Formerly professor of Catholic theology at the University of Tübingen, he had his licence to teach revoked by the Vatican in 1979 following a critical article on the new Pope, just a year into his pontificate. Küng’s academic career was, however, saved by the university, which offered him a personal chair in ecumenical theology.
Küng has, over the years, written a number of very long books that have had a certain cachet in liberal Catholic and ecumenical circles, and have proved a constant irritant to the Roman curia. At the end of a long career, he has now produced a very short volume, which here appears in an English translation by John Bowden. He remains a most forceful critic of the way the Catholic Church has developed, and it is astonishing to read such a devastating verdict on “Hitler’s Pope” – the soon-to-be “Saint” Pius XII – and the present Pope from a serving Catholic priest. Can the Vatican now refrain from excommunicating him?
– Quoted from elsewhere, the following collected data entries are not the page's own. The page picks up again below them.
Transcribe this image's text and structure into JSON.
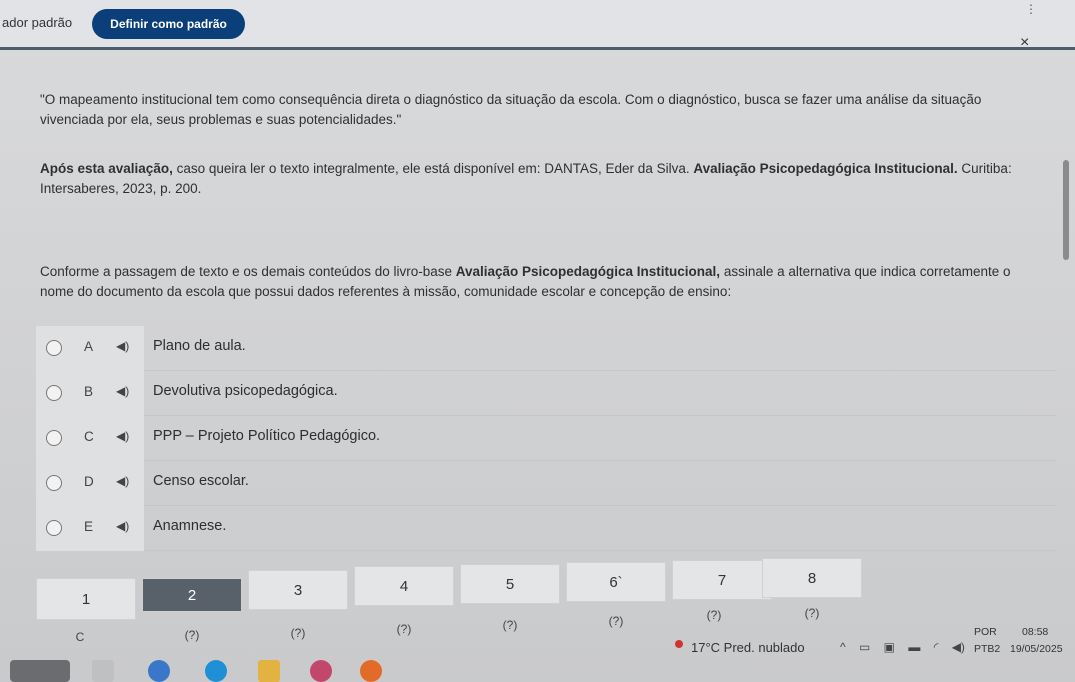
{
  "topbar": {
    "default_label": "ador padrão",
    "default_button": "Definir como padrão",
    "kebab": "⋮",
    "close": "×"
  },
  "content": {
    "quote": "\"O mapeamento institucional tem como consequência direta o diagnóstico da situação da escola. Com o diagnóstico, busca se fazer uma análise da situação vivenciada por ela, seus problemas e suas potencialidades.\"",
    "source_bold": "Após esta avaliação,",
    "source_text": " caso queira ler o texto integralmente, ele está disponível em: DANTAS, Eder da Silva. ",
    "source_title": "Avaliação Psicopedagógica Institucional.",
    "source_end": " Curitiba: Intersaberes, 2023, p. 200.",
    "question_a": "Conforme a passagem de texto e os demais conteúdos do livro-base ",
    "question_bold": "Avaliação Psicopedagógica Institucional,",
    "question_b": " assinale a alternativa que indica corretamente o nome do documento da escola que possui dados referentes à missão, comunidade escolar e concepção de ensino:"
  },
  "options": [
    {
      "letter": "A",
      "text": "Plano de aula."
    },
    {
      "letter": "B",
      "text": "Devolutiva psicopedagógica."
    },
    {
      "letter": "C",
      "text": "PPP – Projeto Político Pedagógico."
    },
    {
      "letter": "D",
      "text": "Censo escolar."
    },
    {
      "letter": "E",
      "text": "Anamnese."
    }
  ],
  "speaker_icon": "speaker-icon",
  "navigator": [
    {
      "number": "1",
      "status": "C"
    },
    {
      "number": "2",
      "status": "(?)"
    },
    {
      "number": "3",
      "status": "(?)"
    },
    {
      "number": "4",
      "status": "(?)"
    },
    {
      "number": "5",
      "status": "(?)"
    },
    {
      "number": "6`",
      "status": "(?)"
    },
    {
      "number": "7",
      "status": "(?)"
    },
    {
      "number": "8",
      "status": "(?)"
    }
  ],
  "taskbar": {
    "weather": "17°C  Pred. nublado",
    "lang_1": "POR",
    "lang_2": "PTB2",
    "time": "08:58",
    "date": "19/05/2025"
  },
  "colors": {
    "accent": "#0b3f7a",
    "active_question": "#58606a"
  }
}
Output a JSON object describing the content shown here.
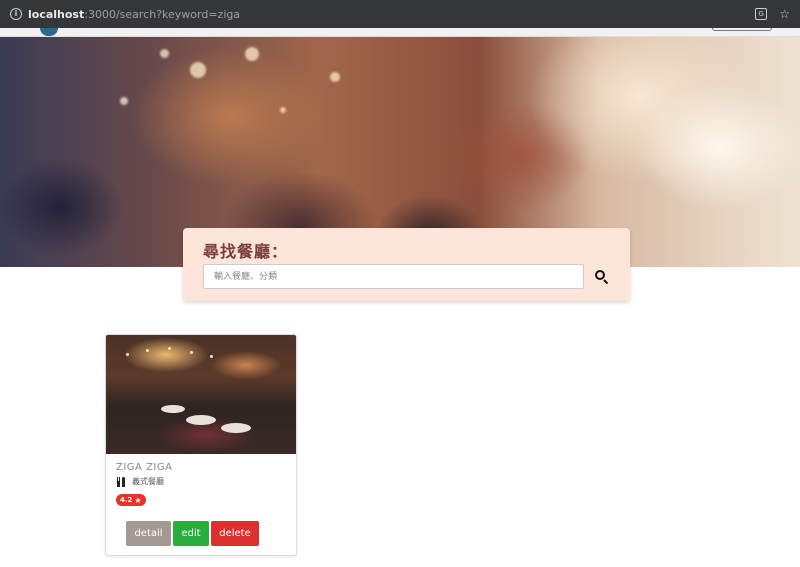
{
  "browser": {
    "url_host": "localhost",
    "url_path": ":3000/search?keyword=ziga",
    "info_icon": "info-icon",
    "translate_icon": "translate-icon",
    "bookmark_icon": "star-icon"
  },
  "search": {
    "title": "尋找餐廳：",
    "placeholder": "輸入餐廳、分類",
    "value": "",
    "button_icon": "search-icon"
  },
  "results": [
    {
      "name": "ZIGA ZIGA",
      "category": "義式餐廳",
      "category_icon": "utensils-icon",
      "rating": "4.2",
      "rating_icon": "star-icon",
      "actions": {
        "detail": "detail",
        "edit": "edit",
        "delete": "delete"
      }
    }
  ],
  "colors": {
    "search_panel_bg": "#fde5d9",
    "search_title": "#7a3e3b",
    "badge": "#e4352b",
    "btn_detail": "#a59a93",
    "btn_edit": "#27ae3f",
    "btn_delete": "#dc3030"
  }
}
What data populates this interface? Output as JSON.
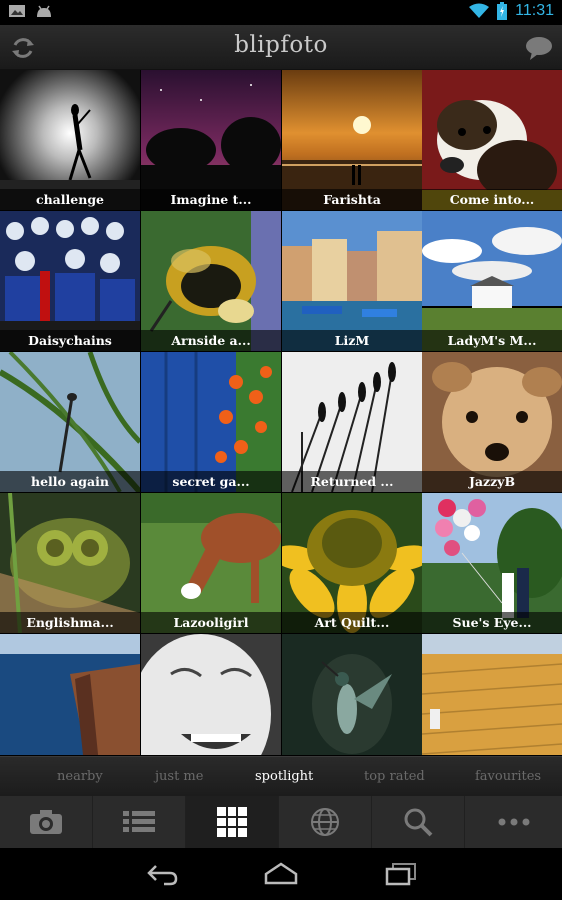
{
  "status": {
    "time": "11:31"
  },
  "app": {
    "title": "blipfoto"
  },
  "tiles": [
    {
      "caption": "challenge"
    },
    {
      "caption": "Imagine t..."
    },
    {
      "caption": "Farishta"
    },
    {
      "caption": "Come into..."
    },
    {
      "caption": "Daisychains"
    },
    {
      "caption": "Arnside a..."
    },
    {
      "caption": "LizM"
    },
    {
      "caption": "LadyM's M..."
    },
    {
      "caption": "hello again"
    },
    {
      "caption": "secret ga..."
    },
    {
      "caption": "Returned ..."
    },
    {
      "caption": "JazzyB"
    },
    {
      "caption": "Englishma..."
    },
    {
      "caption": "Lazooligirl"
    },
    {
      "caption": "Art Quilt..."
    },
    {
      "caption": "Sue's Eye..."
    },
    {
      "caption": ""
    },
    {
      "caption": ""
    },
    {
      "caption": ""
    },
    {
      "caption": ""
    }
  ],
  "filters": {
    "nearby": "nearby",
    "just_me": "just me",
    "spotlight": "spotlight",
    "top_rated": "top rated",
    "favourites": "favourites",
    "active": "spotlight"
  },
  "toolbar": {
    "icons": [
      "camera-icon",
      "list-icon",
      "grid-icon",
      "globe-icon",
      "search-icon",
      "more-icon"
    ],
    "active": "grid-icon"
  },
  "colors": {
    "accent": "#33b5e5",
    "active_filter": "#ffffff",
    "inactive_filter": "#6a6a6a"
  }
}
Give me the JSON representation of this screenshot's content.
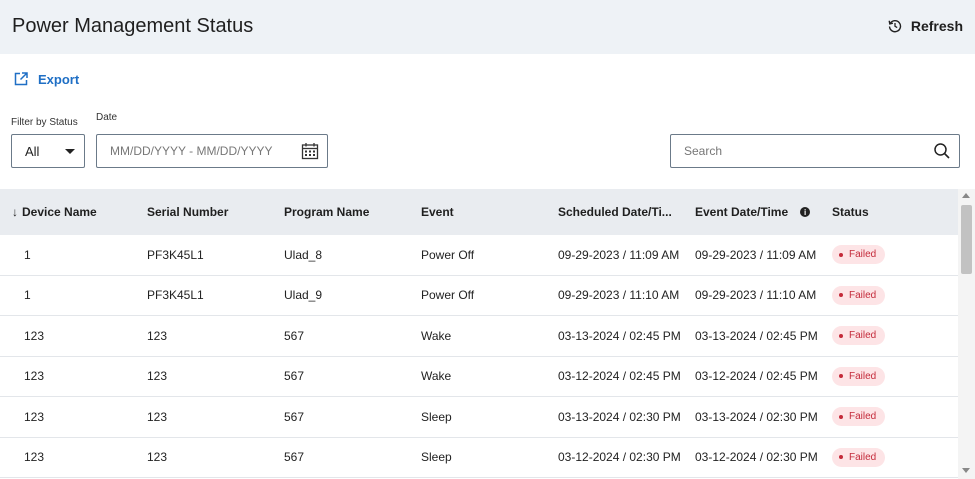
{
  "header": {
    "title": "Power Management Status",
    "refresh_label": "Refresh"
  },
  "toolbar": {
    "export_label": "Export"
  },
  "filters": {
    "status_label": "Filter by Status",
    "status_value": "All",
    "date_label": "Date",
    "date_placeholder": "MM/DD/YYYY - MM/DD/YYYY",
    "search_placeholder": "Search"
  },
  "table": {
    "columns": [
      "Device Name",
      "Serial Number",
      "Program Name",
      "Event",
      "Scheduled Date/Ti...",
      "Event Date/Time",
      "Status"
    ],
    "rows": [
      [
        "1",
        "PF3K45L1",
        "Ulad_8",
        "Power Off",
        "09-29-2023 / 11:09 AM",
        "09-29-2023 / 11:09 AM",
        "Failed"
      ],
      [
        "1",
        "PF3K45L1",
        "Ulad_9",
        "Power Off",
        "09-29-2023 / 11:10 AM",
        "09-29-2023 / 11:10 AM",
        "Failed"
      ],
      [
        "123",
        "123",
        "567",
        "Wake",
        "03-13-2024 / 02:45 PM",
        "03-13-2024 / 02:45 PM",
        "Failed"
      ],
      [
        "123",
        "123",
        "567",
        "Wake",
        "03-12-2024 / 02:45 PM",
        "03-12-2024 / 02:45 PM",
        "Failed"
      ],
      [
        "123",
        "123",
        "567",
        "Sleep",
        "03-13-2024 / 02:30 PM",
        "03-13-2024 / 02:30 PM",
        "Failed"
      ],
      [
        "123",
        "123",
        "567",
        "Sleep",
        "03-12-2024 / 02:30 PM",
        "03-12-2024 / 02:30 PM",
        "Failed"
      ]
    ]
  },
  "icons": {
    "refresh": "refresh-icon",
    "export": "external-link-icon",
    "calendar": "calendar-icon",
    "search": "search-icon",
    "sort": "arrow-down-icon",
    "info": "info-icon"
  },
  "colors": {
    "accent": "#1f6fc5",
    "header_bg": "#eef2f6",
    "table_header_bg": "#e9ecf0",
    "failed_bg": "#fde4e6",
    "failed_text": "#c42a3a"
  }
}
The book is clearly written to shake conservative and rally liberal Catholics; but what relevance has it for a humanist? While welcoming the belated candour with which he recounts so much that has long been, and remains, rotten at the heart of the Catholic Church (including its treatment of women and gays), I am struck by the naïveté with which he accepts so uncritically pious and liberal views of Jesus and the earliest forms of Christianity.
“I am buoyed up,” he writes, “by an unshakeable faith ... in Jesus Christ, his person and cause, which remains the prime motif in the church’s tradition, liturgy and theology.”
So for Küng, it seems, it is enough to justify his own faith that some early Christians believed incredible things about Jesus. This strikes me as the most unwarranted credulity. If he can swallow that particular camel, it seems pernickety to strain out the gnats of even the most extravagant papal claims.
After all, no pope has yet claimed to have risen from the dead!